Ao pender a minha cabeça, com o ar
com cheiro de risadas e restando alguns resquícios delas, olhei para um ponto
fixo perdido enquanto recuperava o fôlego e sentia os músculos do rosto
reclamarem por trabalharem tanto. A mão entrelaçada com a minha no sofá e seu
dono me eram só carinho, e me faziam perceber a morna felicidade me preencher
as bochechas e o peito. Olhei para o lado sabendo exatamente o sorriso que ia
ver, mas ainda assim, me surpreendo ao vê-lo, como se sempre fosse um show
inédito.
Deixando o pôr do sol regado a
séries com episódios longos e macarronada requentada, a noite chegou sem pedir
licença; as horas passavam rápido demais. A noite estava úmida, sentia quase
grudá-la sob a minha pele, enquanto caminhava pela rua com uma palma de mão
quente junto a minha, embora as pontas dos dedos insistissem em usar o dorso da
minha mão para batucar uma melodia desconhecida a mim. Crianças da vizinhança
corriam pela rua estreita, avistamos um morcego voar ao longe e ouvi uma piada
idiota e bobinha envolvendo Batman e ele precisar ir, que inevitavelmente me
fez rir de novo e ele sorrir presunçoso em resposta.
Paramos em um ponto perdido da
rua, à espera da vontade de despedidas que nunca vinham.

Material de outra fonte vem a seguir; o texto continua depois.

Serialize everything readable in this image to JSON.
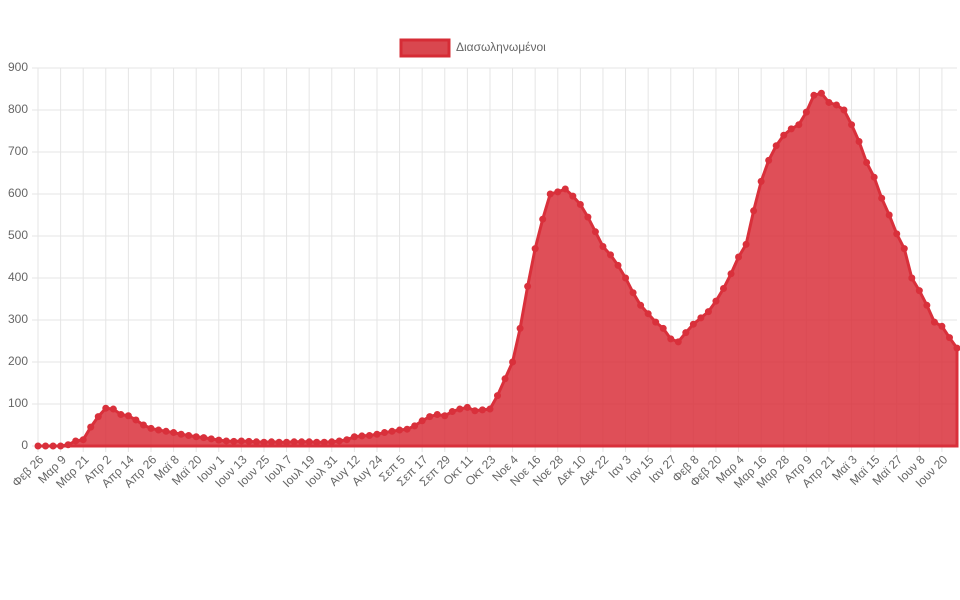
{
  "chart_data": {
    "type": "area",
    "series": [
      {
        "name": "Διασωληνωμένοι",
        "color": "#d9303b",
        "values": [
          0,
          0,
          0,
          0,
          3,
          12,
          15,
          45,
          70,
          90,
          88,
          75,
          72,
          62,
          50,
          42,
          38,
          35,
          32,
          28,
          25,
          22,
          20,
          17,
          14,
          12,
          11,
          12,
          11,
          10,
          9,
          10,
          9,
          9,
          10,
          10,
          10,
          9,
          9,
          10,
          12,
          15,
          22,
          24,
          25,
          28,
          32,
          35,
          38,
          40,
          48,
          60,
          70,
          75,
          72,
          82,
          88,
          92,
          84,
          86,
          88,
          120,
          160,
          200,
          280,
          380,
          470,
          540,
          600,
          605,
          612,
          595,
          575,
          545,
          510,
          475,
          455,
          430,
          400,
          365,
          335,
          315,
          295,
          280,
          255,
          248,
          270,
          290,
          305,
          320,
          345,
          375,
          410,
          450,
          480,
          560,
          630,
          680,
          715,
          740,
          755,
          765,
          795,
          835,
          840,
          818,
          812,
          800,
          765,
          725,
          675,
          640,
          590,
          550,
          505,
          470,
          400,
          370,
          335,
          295,
          285,
          258,
          233
        ]
      }
    ],
    "categories": [
      "Φεβ 26",
      null,
      null,
      "Μαρ 9",
      null,
      null,
      "Μαρ 21",
      null,
      null,
      "Απρ 2",
      null,
      null,
      "Απρ 14",
      null,
      null,
      "Απρ 26",
      null,
      null,
      "Μαϊ 8",
      null,
      null,
      "Μαϊ 20",
      null,
      null,
      "Ιουν 1",
      null,
      null,
      "Ιουν 13",
      null,
      null,
      "Ιουν 25",
      null,
      null,
      "Ιουλ 7",
      null,
      null,
      "Ιουλ 19",
      null,
      null,
      "Ιουλ 31",
      null,
      null,
      "Αυγ 12",
      null,
      null,
      "Αυγ 24",
      null,
      null,
      "Σεπ 5",
      null,
      null,
      "Σεπ 17",
      null,
      null,
      "Σεπ 29",
      null,
      null,
      "Οκτ 11",
      null,
      null,
      "Οκτ 23",
      null,
      null,
      "Νοε 4",
      null,
      null,
      "Νοε 16",
      null,
      null,
      "Νοε 28",
      null,
      null,
      "Δεκ 10",
      null,
      null,
      "Δεκ 22",
      null,
      null,
      "Ιαν 3",
      null,
      null,
      "Ιαν 15",
      null,
      null,
      "Ιαν 27",
      null,
      null,
      "Φεβ 8",
      null,
      null,
      "Φεβ 20",
      null,
      null,
      "Μαρ 4",
      null,
      null,
      "Μαρ 16",
      null,
      null,
      "Μαρ 28",
      null,
      null,
      "Απρ 9",
      null,
      null,
      "Απρ 21",
      null,
      null,
      "Μαϊ 3",
      null,
      null,
      "Μαϊ 15",
      null,
      null,
      "Μαϊ 27",
      null,
      null,
      "Ιουν 8",
      null,
      null,
      "Ιουν 20",
      null,
      null
    ],
    "ylim": [
      0,
      900
    ],
    "yticks": [
      0,
      100,
      200,
      300,
      400,
      500,
      600,
      700,
      800,
      900
    ],
    "grid": true,
    "legend": "top"
  }
}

As mãos entrelaçadas
despertaram uma guerra silenciosa de dedões, que eu sempre (ou quase sempre)
ganhava. Após a minha vitória e uma pequena discussão sobre como eu tinha
roubado por ter conseguido permanecer invicta por três vezes seguidas, houve um
beijo em forma de sorriso e uma declaração sussurrada mútua, que fez a
felicidade morna se derramar na minha boca e seu gosto doce me inundar, o mesmo
gosto doce daquele beijo.
Um abraço me envolveu e a
movimentação dos braços envolta de mim já era familiar, reconfortante e
necessária. As despedidas repetitivas queriam encerrar o dia, mas o abraço não
frouxava. Após as mãos desatarem, os dedos se tocarem pela última vez, os
corpos se separaram com resistência, e olhamos nos rostos um do outro e ali não
couberam palavras, só um aceno para depois sairmos andando. Ouvi um “Ei moça,
eu te amo!” gritado da rua, e eu sorri ao responder “Eu sei!” e sussurrar para
mim mesma que também o amava.
A vizinha de três casas após a
minha me olhou daquele jeito compadecido de quem já viu aquilo tudo várias
vezes, e eu sorri de volta ao perceber que aquela cena iria se repetir várias e
várias vezes mais, porque a felicidade só me preenchia, só transbordava, e ela
tinha um toque morno, gosto doce e coceirinha engraçada no nariz, como um bom
beijo tem.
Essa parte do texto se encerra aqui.